Is there any DNAT/WAF configured in the firewall? Is there any ACL configured in the firewall?

Please refer to this thread - https://community.sophos.com/products/xg-firewall/f/firewall-and-policies/118893/geoip/431682#pi2151=3

Hi Keyur

I don't have any DNAT but i do have severals WAF configured in the firewall. No ACL configured. The referred thread is about RDP? What I need is either block the whole china region or the ip range i am receiving from the email notification above.

Thanks

Hi ciwan 

Is SSH access enabled for the WAN zone from device access?
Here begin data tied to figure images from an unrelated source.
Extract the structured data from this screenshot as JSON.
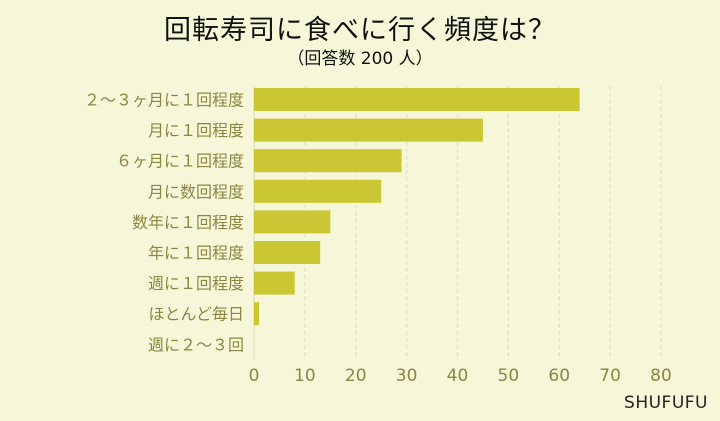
{
  "chart_data": {
    "type": "bar",
    "orientation": "horizontal",
    "title": "回転寿司に食べに行く頻度は？",
    "subtitle": "（回答数 200 人）",
    "categories": [
      "２～３ヶ月に１回程度",
      "月に１回程度",
      "６ヶ月に１回程度",
      "月に数回程度",
      "数年に１回程度",
      "年に１回程度",
      "週に１回程度",
      "ほとんど毎日",
      "週に２～３回"
    ],
    "values": [
      64,
      45,
      29,
      25,
      15,
      13,
      8,
      1,
      0
    ],
    "xlim": [
      0,
      80
    ],
    "xticks": [
      "0",
      "10",
      "20",
      "30",
      "40",
      "50",
      "60",
      "70",
      "80"
    ],
    "grid": "vertical dashed",
    "colors": {
      "bar": "#cbc633",
      "grid": "#e2e0c4",
      "text": "#8a8740",
      "background": "#f6f6d8"
    }
  },
  "brand": "SHUFUFU"
}
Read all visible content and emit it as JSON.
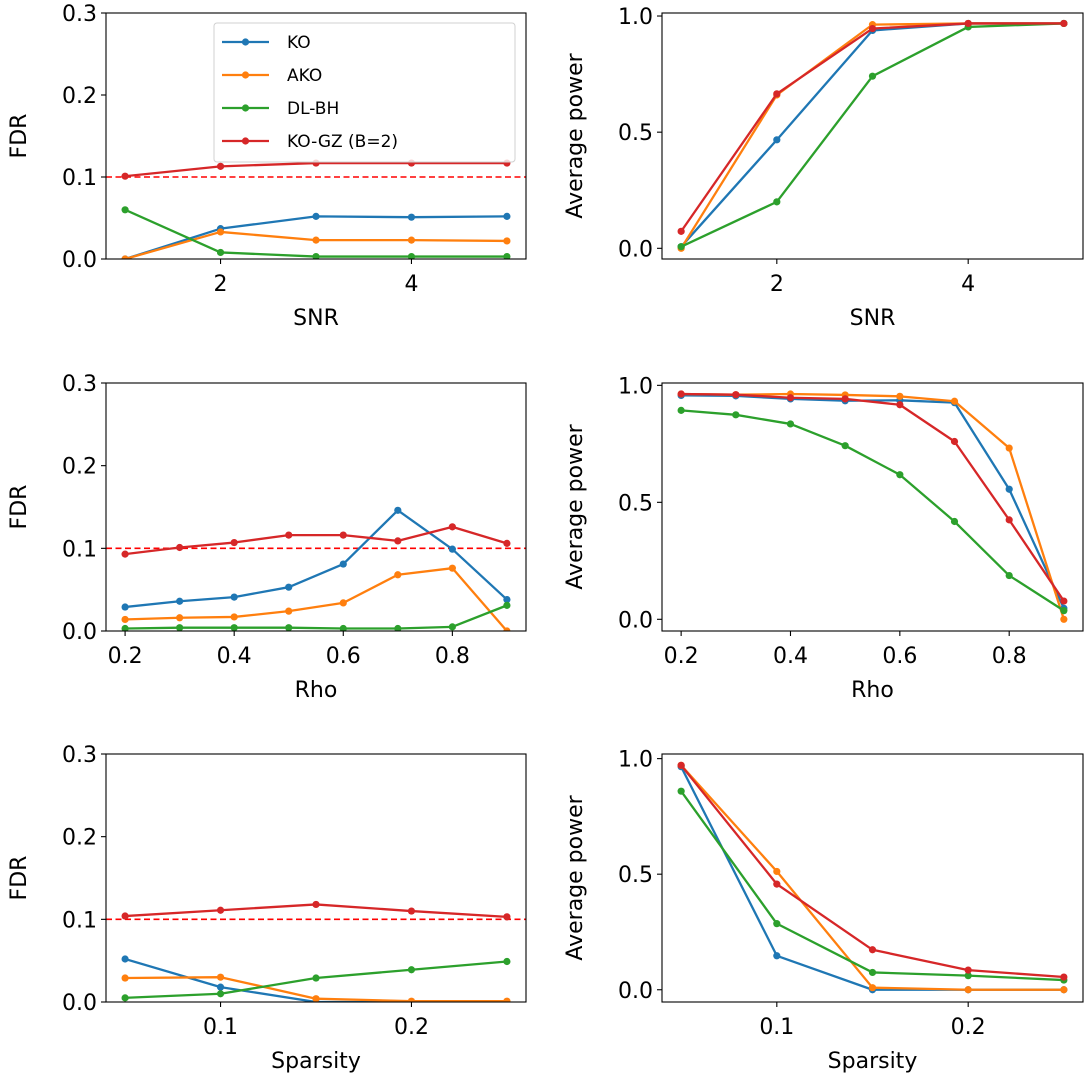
{
  "chart_data": [
    {
      "type": "line",
      "xlabel": "SNR",
      "ylabel": "FDR",
      "x": [
        1,
        2,
        3,
        4,
        5
      ],
      "xlim": [
        0.8,
        5.2
      ],
      "ylim": [
        0,
        0.3
      ],
      "xticks": [
        2,
        4
      ],
      "xtick_labels": [
        "2",
        "4"
      ],
      "yticks": [
        0,
        0.1,
        0.2,
        0.3
      ],
      "ytick_labels": [
        "0.0",
        "0.1",
        "0.2",
        "0.3"
      ],
      "reference_line": {
        "y": 0.1,
        "style": "dashed",
        "color": "#ff0000"
      },
      "legend": {
        "placement": "upper-center",
        "entries": [
          "KO",
          "AKO",
          "DL-BH",
          "KO-GZ (B=2)"
        ]
      },
      "series": [
        {
          "name": "KO",
          "color": "#1f77b4",
          "values": [
            0.0,
            0.037,
            0.052,
            0.051,
            0.052
          ]
        },
        {
          "name": "AKO",
          "color": "#ff7f0e",
          "values": [
            0.0,
            0.033,
            0.023,
            0.023,
            0.022
          ]
        },
        {
          "name": "DL-BH",
          "color": "#2ca02c",
          "values": [
            0.06,
            0.008,
            0.003,
            0.003,
            0.003
          ]
        },
        {
          "name": "KO-GZ (B=2)",
          "color": "#d62728",
          "values": [
            0.101,
            0.113,
            0.117,
            0.117,
            0.117
          ]
        }
      ]
    },
    {
      "type": "line",
      "xlabel": "SNR",
      "ylabel": "Average power",
      "x": [
        1,
        2,
        3,
        4,
        5
      ],
      "xlim": [
        0.8,
        5.2
      ],
      "ylim": [
        -0.046,
        1.013
      ],
      "xticks": [
        2,
        4
      ],
      "xtick_labels": [
        "2",
        "4"
      ],
      "yticks": [
        0,
        0.5,
        1.0
      ],
      "ytick_labels": [
        "0.0",
        "0.5",
        "1.0"
      ],
      "series": [
        {
          "name": "KO",
          "color": "#1f77b4",
          "values": [
            0.007,
            0.467,
            0.938,
            0.968,
            0.968
          ]
        },
        {
          "name": "AKO",
          "color": "#ff7f0e",
          "values": [
            0.0,
            0.66,
            0.963,
            0.968,
            0.968
          ]
        },
        {
          "name": "DL-BH",
          "color": "#2ca02c",
          "values": [
            0.007,
            0.2,
            0.741,
            0.953,
            0.968
          ]
        },
        {
          "name": "KO-GZ (B=2)",
          "color": "#d62728",
          "values": [
            0.073,
            0.665,
            0.946,
            0.968,
            0.968
          ]
        }
      ]
    },
    {
      "type": "line",
      "xlabel": "Rho",
      "ylabel": "FDR",
      "x": [
        0.2,
        0.3,
        0.4,
        0.5,
        0.6,
        0.7,
        0.8,
        0.9
      ],
      "xlim": [
        0.165,
        0.935
      ],
      "ylim": [
        0,
        0.3
      ],
      "xticks": [
        0.2,
        0.4,
        0.6,
        0.8
      ],
      "xtick_labels": [
        "0.2",
        "0.4",
        "0.6",
        "0.8"
      ],
      "yticks": [
        0,
        0.1,
        0.2,
        0.3
      ],
      "ytick_labels": [
        "0.0",
        "0.1",
        "0.2",
        "0.3"
      ],
      "reference_line": {
        "y": 0.1,
        "style": "dashed",
        "color": "#ff0000"
      },
      "series": [
        {
          "name": "KO",
          "color": "#1f77b4",
          "values": [
            0.029,
            0.036,
            0.041,
            0.053,
            0.081,
            0.146,
            0.099,
            0.038
          ]
        },
        {
          "name": "AKO",
          "color": "#ff7f0e",
          "values": [
            0.014,
            0.016,
            0.017,
            0.024,
            0.034,
            0.068,
            0.076,
            0.0
          ]
        },
        {
          "name": "DL-BH",
          "color": "#2ca02c",
          "values": [
            0.003,
            0.004,
            0.004,
            0.004,
            0.003,
            0.003,
            0.005,
            0.031
          ]
        },
        {
          "name": "KO-GZ (B=2)",
          "color": "#d62728",
          "values": [
            0.093,
            0.101,
            0.107,
            0.116,
            0.116,
            0.109,
            0.126,
            0.106
          ]
        }
      ]
    },
    {
      "type": "line",
      "xlabel": "Rho",
      "ylabel": "Average power",
      "x": [
        0.2,
        0.3,
        0.4,
        0.5,
        0.6,
        0.7,
        0.8,
        0.9
      ],
      "xlim": [
        0.165,
        0.935
      ],
      "ylim": [
        -0.05,
        1.01
      ],
      "xticks": [
        0.2,
        0.4,
        0.6,
        0.8
      ],
      "xtick_labels": [
        "0.2",
        "0.4",
        "0.6",
        "0.8"
      ],
      "yticks": [
        0,
        0.5,
        1.0
      ],
      "ytick_labels": [
        "0.0",
        "0.5",
        "1.0"
      ],
      "series": [
        {
          "name": "KO",
          "color": "#1f77b4",
          "values": [
            0.957,
            0.955,
            0.942,
            0.934,
            0.936,
            0.926,
            0.556,
            0.047
          ]
        },
        {
          "name": "AKO",
          "color": "#ff7f0e",
          "values": [
            0.963,
            0.96,
            0.963,
            0.959,
            0.953,
            0.932,
            0.732,
            0.0
          ]
        },
        {
          "name": "DL-BH",
          "color": "#2ca02c",
          "values": [
            0.893,
            0.874,
            0.835,
            0.742,
            0.618,
            0.418,
            0.187,
            0.037
          ]
        },
        {
          "name": "KO-GZ (B=2)",
          "color": "#d62728",
          "values": [
            0.963,
            0.96,
            0.947,
            0.942,
            0.917,
            0.76,
            0.425,
            0.078
          ]
        }
      ]
    },
    {
      "type": "line",
      "xlabel": "Sparsity",
      "ylabel": "FDR",
      "x": [
        0.05,
        0.1,
        0.15,
        0.2,
        0.25
      ],
      "xlim": [
        0.04,
        0.26
      ],
      "ylim": [
        0,
        0.3
      ],
      "xticks": [
        0.1,
        0.2
      ],
      "xtick_labels": [
        "0.1",
        "0.2"
      ],
      "yticks": [
        0,
        0.1,
        0.2,
        0.3
      ],
      "ytick_labels": [
        "0.0",
        "0.1",
        "0.2",
        "0.3"
      ],
      "reference_line": {
        "y": 0.1,
        "style": "dashed",
        "color": "#ff0000"
      },
      "series": [
        {
          "name": "KO",
          "color": "#1f77b4",
          "values": [
            0.052,
            0.018,
            0.0,
            0.0,
            0.0
          ]
        },
        {
          "name": "AKO",
          "color": "#ff7f0e",
          "values": [
            0.029,
            0.03,
            0.004,
            0.001,
            0.001
          ]
        },
        {
          "name": "DL-BH",
          "color": "#2ca02c",
          "values": [
            0.005,
            0.01,
            0.029,
            0.039,
            0.049
          ]
        },
        {
          "name": "KO-GZ (B=2)",
          "color": "#d62728",
          "values": [
            0.104,
            0.111,
            0.118,
            0.11,
            0.103
          ]
        }
      ]
    },
    {
      "type": "line",
      "xlabel": "Sparsity",
      "ylabel": "Average power",
      "x": [
        0.05,
        0.1,
        0.15,
        0.2,
        0.25
      ],
      "xlim": [
        0.04,
        0.26
      ],
      "ylim": [
        -0.053,
        1.02
      ],
      "xticks": [
        0.1,
        0.2
      ],
      "xtick_labels": [
        "0.1",
        "0.2"
      ],
      "yticks": [
        0,
        0.5,
        1.0
      ],
      "ytick_labels": [
        "0.0",
        "0.5",
        "1.0"
      ],
      "series": [
        {
          "name": "KO",
          "color": "#1f77b4",
          "values": [
            0.965,
            0.147,
            0.0,
            0.0,
            0.0
          ]
        },
        {
          "name": "AKO",
          "color": "#ff7f0e",
          "values": [
            0.971,
            0.512,
            0.009,
            0.0,
            0.0
          ]
        },
        {
          "name": "DL-BH",
          "color": "#2ca02c",
          "values": [
            0.859,
            0.286,
            0.075,
            0.061,
            0.042
          ]
        },
        {
          "name": "KO-GZ (B=2)",
          "color": "#d62728",
          "values": [
            0.971,
            0.457,
            0.173,
            0.085,
            0.055
          ]
        }
      ]
    }
  ]
}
The firewall rule which you have created for "China,  in the Source Network, select WAN instead of "ANY"

Hi ciwan 

Is SSH access enabled for the WAN zone from device access? The firewall rule which you have created for "China,  in the Source Network, select WAN instead of "ANY"

Hi Keyur 

Yes SSH access enabled for the WAN zone from the device access

changed to WAN 

i'll enable the notification again, see if i receive anything again.

thanks

Hi ciwan 

I would request you to disable the SSH access for the WAN zone from Device Access, it will restrict SSH access to everyone from the WAN zone. If you want to allow specific IP, you can create Local ACL rule - https://community.sophos.com/kb/en-us/132814#Local%20Service%20ACL%20Exception%20Rule

Thanks. i've done that. Seems ok for now :)

Hi ciwan 

We glad that we could help, please reach out to us for further assistance.